Сталинград - Энтони Бивор
Шрифт:
Интервал:
Закладка:
О ненадежности войск свидетельствует множество тревожных донесений. В частности, старший сержант 6-й гвардейской танковой бригады застрелил командира боевого экипажа, а затем, угрожая пистолетом механику-водителю и стрелку-радисту, заставил их покинуть машину. После этого он сам повел танк к позициям немецкой 76-й пехотной дивизии. Сержант заранее приготовил белый флаг и высунул из люка, из чего в политотделе сделали заключение, что боец «тщательно спланировал свой гнусный поступок».[280] Двоих танкистов, покинувших машину под дулом пистолета, обвинили в том, что они проявили трусость. Оба предстали перед трибуналом и, вероятно, были расстреляны.
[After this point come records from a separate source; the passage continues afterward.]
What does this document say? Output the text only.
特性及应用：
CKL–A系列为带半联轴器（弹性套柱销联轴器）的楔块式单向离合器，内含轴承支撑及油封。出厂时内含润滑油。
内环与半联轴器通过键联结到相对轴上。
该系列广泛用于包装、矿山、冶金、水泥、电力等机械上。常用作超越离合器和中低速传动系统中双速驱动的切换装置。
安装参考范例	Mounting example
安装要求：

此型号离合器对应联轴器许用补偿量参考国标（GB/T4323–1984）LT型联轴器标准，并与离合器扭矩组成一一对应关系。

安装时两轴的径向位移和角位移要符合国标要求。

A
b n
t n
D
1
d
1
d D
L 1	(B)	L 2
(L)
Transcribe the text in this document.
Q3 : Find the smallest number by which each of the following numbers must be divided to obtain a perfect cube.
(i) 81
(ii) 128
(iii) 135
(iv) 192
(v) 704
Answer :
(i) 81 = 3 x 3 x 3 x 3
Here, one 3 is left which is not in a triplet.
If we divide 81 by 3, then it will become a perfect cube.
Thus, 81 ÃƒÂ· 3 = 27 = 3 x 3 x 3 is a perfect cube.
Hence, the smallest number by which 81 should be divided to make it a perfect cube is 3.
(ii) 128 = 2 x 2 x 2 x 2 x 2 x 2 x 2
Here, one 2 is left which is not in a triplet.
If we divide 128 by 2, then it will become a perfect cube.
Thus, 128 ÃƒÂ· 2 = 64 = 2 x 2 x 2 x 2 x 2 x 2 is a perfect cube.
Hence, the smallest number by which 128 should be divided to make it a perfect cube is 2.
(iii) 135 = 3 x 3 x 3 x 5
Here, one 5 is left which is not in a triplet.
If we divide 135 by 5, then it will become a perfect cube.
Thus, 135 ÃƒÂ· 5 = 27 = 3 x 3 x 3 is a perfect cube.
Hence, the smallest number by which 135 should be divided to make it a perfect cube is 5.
К этому времени общая численность 62-й армии сократилась приблизительно до 20 000 человек. В ней осталось меньше 60 танков, многие из которых были годны только на то, чтобы использоваться в качестве неподвижных огневых точек. Впрочем, у Чуйкова имелось свыше 700 орудий и минометов, и он хотел вернуть всю свою тяжелую артиллерию на левый берег. Главной задачей на этом этапе командующий считал прекращение безраздельного господства люфтваффе в воздухе. Он уже обратил внимание на нежелание немецких войск вступать в ближний бой на малых высотах, особенно в темное время суток. Следовало измотать врага, а для этого необходимо было сделать так, чтобы каждый немецкий летчик постоянно чувствовал себя под прицелом русского пулемета.[281]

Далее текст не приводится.